China’s top level boycott of global financial meetings in Japan last week is a sign of things to come, analysts say, as an economically emboldened Beijing shows struggling Western nations it does not need to play by their rules.
With global growth slowing, many in the developed world are looking to Beijing to pick up the slack, and the annual meetings of the IMF and World Bank seemed a good place to press the point.
However, while Tokyo was graced with global financial luminaries such as Timothy Geithner from the US and Wolfgang Schaeuble from Germany, China’s finance minister and central bank chief both stayed at home.
Beijing gave no official reason for sending their deputies, with Chinese Foreign Minister Yang Jiechi (楊潔篪) telling reporters in Beijing only that “the arrangement of the delegation for the meeting was completely appropriate.”
Observers say China’s stay-away was the result of a spat with Japan over disputed islands, and points to Beijing’s calculated willingness to use its financial muscle to make a political point.
“China made this decision by precisely weighing the disadvantages of the no-shows against the advantages of its presence,” said Yoshikiyo Shimamine, executive chief economist at Dai-Ichi Life Research Institute in Tokyo.
“It was an example of how China won’t always act within the Western-dominated framework and doesn’t see any contradiction between such absences and its responsibility as a major power,” he said.

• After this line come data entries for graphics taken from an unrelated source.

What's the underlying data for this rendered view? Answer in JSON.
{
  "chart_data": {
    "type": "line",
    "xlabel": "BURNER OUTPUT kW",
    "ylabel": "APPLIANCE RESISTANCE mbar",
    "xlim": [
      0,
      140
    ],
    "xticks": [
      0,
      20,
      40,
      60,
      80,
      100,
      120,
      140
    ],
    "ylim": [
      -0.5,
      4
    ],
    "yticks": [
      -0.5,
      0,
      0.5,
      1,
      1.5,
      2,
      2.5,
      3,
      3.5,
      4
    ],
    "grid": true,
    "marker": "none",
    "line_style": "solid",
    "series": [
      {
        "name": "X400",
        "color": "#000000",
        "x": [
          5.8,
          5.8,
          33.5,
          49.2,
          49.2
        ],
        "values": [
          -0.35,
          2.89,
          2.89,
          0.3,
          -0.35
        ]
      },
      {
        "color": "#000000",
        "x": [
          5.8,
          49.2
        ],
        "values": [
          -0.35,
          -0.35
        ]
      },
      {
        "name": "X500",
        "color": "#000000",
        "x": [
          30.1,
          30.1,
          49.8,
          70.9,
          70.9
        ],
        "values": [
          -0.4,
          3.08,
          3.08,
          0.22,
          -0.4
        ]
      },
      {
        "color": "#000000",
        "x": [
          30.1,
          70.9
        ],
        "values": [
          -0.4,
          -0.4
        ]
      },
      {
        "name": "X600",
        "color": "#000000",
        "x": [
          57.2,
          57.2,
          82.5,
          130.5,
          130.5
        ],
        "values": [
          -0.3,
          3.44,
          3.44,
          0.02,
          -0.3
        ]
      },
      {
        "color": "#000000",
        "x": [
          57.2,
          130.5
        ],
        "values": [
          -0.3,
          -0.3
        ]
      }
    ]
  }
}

IMF Managing Director Christine Lagarde rapped Beijing, saying it would “lose out” by not showing up, while World Bank President Jim Yong Kim urged the two countries to sort out their differences for the good of the global economy.
China — whose predicted growth of 7.8 percent this year is slower than the blistering pace of the last few years, but still leaps and bounds ahead of the West — merely shrugged.
In his report to a key committee that advises the IMF board, Deputy Governor of the People’s Bank of China Yi Gang (易綱) said the failure by Washington and Tokyo to fix their fiscal problems was the reason the global economy was struggling.
“Uncertainties related to fiscal sustainability weigh on sentiment and confidence, negatively affecting consumption, investment, and hiring decisions,” Yi said.
“The slow recovery in these major advanced economies poses costly spillover effects to the rest of the world,” he added.
While Chinese officials did take part in a number of meetings and seminars, their absence at a Japan-chaired lenders’ gathering on Myanmar was noted, with Tokyo saying it was “disappointing.”
Japanese politicians repeatedly urged Beijing to look at relations “from a broader standpoint.”
The dispute over Tokyo-controlled islands known as the Senkakus in Japan and the Diaoyus (釣魚) in China flared in August and last month with landings by nationalists from both sides and the subsequent nationalization of the three of the islands in the archipelago by Japan.
Taiwan also claims the islands and refers to them as the Diaoyutais (釣魚台).
Street protests erupted in China, alongside consumer boycotts of Japanese goods, as reports emerged that firms were finding their China operations hampered by sudden extra red tape.
Japan’s big three automakers — Toyota, Nissan and Honda — reported plunging sales, while airlines said tens of thousands of bookings had been canceled.